Отсутствовала она не очень долго, папку вернула на место и принялась будить Смыкова поцелуями.
Ни одна бумага не пропала, но на некоторые налипли мокрые песчинки. В тот же вечер он честно признался во всем особисту и был водворен на гауптвахту, оборудованную в бывшем винном подвале бывшего господского дома. Там Смыков провел двое суток, на третьи получил устную благодарность командира части за проявленную бдительность и первым же транспортом был отправлен на родину.

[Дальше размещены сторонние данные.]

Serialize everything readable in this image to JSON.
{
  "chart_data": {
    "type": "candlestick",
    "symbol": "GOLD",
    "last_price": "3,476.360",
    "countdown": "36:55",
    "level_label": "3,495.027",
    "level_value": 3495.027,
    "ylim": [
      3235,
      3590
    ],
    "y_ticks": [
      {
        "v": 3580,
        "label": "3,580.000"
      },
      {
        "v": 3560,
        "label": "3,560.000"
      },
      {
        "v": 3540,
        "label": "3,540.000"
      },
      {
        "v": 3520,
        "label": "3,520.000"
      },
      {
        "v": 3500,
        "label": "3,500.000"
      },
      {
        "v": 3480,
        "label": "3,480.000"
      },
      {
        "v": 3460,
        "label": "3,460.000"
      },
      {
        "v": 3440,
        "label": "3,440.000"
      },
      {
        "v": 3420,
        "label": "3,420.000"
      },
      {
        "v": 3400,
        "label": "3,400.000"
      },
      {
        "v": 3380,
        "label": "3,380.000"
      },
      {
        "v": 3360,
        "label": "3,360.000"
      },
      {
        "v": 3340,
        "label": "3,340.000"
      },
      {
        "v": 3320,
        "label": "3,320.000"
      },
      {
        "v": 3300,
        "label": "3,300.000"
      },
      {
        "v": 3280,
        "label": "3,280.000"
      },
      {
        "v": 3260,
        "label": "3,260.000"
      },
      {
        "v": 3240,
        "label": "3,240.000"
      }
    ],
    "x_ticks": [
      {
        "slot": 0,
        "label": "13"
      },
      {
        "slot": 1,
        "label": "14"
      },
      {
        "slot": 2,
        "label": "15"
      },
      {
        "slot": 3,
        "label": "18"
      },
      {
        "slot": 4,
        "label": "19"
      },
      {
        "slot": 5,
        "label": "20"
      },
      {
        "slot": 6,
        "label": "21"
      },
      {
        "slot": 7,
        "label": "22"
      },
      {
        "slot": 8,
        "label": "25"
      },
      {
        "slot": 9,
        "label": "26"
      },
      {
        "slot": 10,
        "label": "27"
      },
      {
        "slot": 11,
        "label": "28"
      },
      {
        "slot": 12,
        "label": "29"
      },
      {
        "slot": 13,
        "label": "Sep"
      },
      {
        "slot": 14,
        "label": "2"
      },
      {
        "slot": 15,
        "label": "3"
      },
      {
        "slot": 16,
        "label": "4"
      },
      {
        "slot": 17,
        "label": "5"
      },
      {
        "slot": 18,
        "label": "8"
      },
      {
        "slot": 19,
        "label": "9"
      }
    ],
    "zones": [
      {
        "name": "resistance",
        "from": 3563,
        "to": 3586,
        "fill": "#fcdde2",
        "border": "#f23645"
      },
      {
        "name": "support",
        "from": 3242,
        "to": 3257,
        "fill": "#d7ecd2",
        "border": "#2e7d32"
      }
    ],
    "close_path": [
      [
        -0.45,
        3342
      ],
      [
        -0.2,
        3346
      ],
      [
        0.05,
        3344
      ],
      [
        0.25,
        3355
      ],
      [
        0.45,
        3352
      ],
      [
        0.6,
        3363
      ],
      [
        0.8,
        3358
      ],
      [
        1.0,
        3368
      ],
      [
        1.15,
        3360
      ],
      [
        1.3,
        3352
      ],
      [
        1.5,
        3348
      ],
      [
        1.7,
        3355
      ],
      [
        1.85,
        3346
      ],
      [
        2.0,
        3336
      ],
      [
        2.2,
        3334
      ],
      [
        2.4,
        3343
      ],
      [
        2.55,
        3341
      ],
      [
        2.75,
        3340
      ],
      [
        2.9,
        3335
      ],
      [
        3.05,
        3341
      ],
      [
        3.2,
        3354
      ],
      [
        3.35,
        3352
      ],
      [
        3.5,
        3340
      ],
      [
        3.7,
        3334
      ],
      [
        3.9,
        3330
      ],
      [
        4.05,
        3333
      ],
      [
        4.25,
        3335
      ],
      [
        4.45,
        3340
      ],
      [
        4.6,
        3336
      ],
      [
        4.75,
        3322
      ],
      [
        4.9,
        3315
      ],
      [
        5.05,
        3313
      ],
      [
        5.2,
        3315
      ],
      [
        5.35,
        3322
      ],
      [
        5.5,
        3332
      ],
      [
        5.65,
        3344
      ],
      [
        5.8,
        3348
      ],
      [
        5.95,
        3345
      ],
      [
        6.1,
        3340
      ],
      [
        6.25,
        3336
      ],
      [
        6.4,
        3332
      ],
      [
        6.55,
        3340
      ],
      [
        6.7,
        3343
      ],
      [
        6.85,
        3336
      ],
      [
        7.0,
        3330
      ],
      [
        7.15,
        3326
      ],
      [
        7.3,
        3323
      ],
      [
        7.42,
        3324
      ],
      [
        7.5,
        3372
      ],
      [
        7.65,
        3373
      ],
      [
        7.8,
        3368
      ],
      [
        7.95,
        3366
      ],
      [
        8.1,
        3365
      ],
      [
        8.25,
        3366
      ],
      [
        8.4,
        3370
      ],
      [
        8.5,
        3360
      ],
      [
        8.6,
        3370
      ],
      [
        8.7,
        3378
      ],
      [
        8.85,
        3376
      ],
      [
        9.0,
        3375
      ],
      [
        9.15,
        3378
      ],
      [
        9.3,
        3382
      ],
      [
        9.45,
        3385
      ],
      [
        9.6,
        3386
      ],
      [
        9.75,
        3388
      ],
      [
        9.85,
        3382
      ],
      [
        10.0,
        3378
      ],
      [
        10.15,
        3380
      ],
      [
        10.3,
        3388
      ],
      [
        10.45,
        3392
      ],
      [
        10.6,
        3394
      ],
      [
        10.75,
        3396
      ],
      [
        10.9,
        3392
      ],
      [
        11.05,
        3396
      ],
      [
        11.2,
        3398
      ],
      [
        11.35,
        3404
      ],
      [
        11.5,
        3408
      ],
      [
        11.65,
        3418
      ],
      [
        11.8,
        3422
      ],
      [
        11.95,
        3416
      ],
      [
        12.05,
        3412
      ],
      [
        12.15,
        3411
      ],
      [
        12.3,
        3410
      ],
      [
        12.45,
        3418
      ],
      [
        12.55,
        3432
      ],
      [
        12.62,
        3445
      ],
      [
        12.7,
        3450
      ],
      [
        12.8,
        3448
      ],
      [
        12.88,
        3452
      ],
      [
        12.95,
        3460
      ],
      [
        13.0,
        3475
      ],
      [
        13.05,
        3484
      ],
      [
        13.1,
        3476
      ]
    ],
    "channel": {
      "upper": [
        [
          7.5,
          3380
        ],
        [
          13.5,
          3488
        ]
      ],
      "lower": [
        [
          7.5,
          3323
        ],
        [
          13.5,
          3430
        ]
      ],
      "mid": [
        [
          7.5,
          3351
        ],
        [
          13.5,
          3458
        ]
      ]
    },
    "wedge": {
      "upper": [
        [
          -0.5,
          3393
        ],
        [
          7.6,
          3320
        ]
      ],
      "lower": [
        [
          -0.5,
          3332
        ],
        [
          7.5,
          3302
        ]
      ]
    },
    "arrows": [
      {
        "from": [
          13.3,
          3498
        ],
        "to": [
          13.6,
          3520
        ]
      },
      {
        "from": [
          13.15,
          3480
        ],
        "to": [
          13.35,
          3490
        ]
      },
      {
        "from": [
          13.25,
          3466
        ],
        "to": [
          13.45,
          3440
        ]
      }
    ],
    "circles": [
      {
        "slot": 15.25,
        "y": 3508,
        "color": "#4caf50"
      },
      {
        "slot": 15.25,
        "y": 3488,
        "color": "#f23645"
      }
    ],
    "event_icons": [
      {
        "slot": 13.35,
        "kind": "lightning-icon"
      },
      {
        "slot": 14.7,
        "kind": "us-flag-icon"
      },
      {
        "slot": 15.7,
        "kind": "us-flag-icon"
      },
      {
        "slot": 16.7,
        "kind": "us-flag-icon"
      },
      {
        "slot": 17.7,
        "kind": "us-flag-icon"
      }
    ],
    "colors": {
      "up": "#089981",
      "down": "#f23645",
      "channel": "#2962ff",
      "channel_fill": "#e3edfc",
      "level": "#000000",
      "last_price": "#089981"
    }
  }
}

Дальнейшая судьба коварной Рамоны осталась неизвестна Смыкову, хотя он мог дать голову на отсечение, что это были не происки цэрэушников или пресловутых «гусанос», а интриги своих же контрразведчиков, не привыкших ждать у моря погоды и поэтому активно ковавших врагов собственными руками.
Как бы то ни было, но ефрейтор Смыков на этой истории заработал не только приличную служебную характеристику, но даже юбилейную медаль к столетию вождя. Все это впоследствии помогло ему пролезть в органы милиции, стать кандидатом в члены партии и поступить на заочное отделение юрфака.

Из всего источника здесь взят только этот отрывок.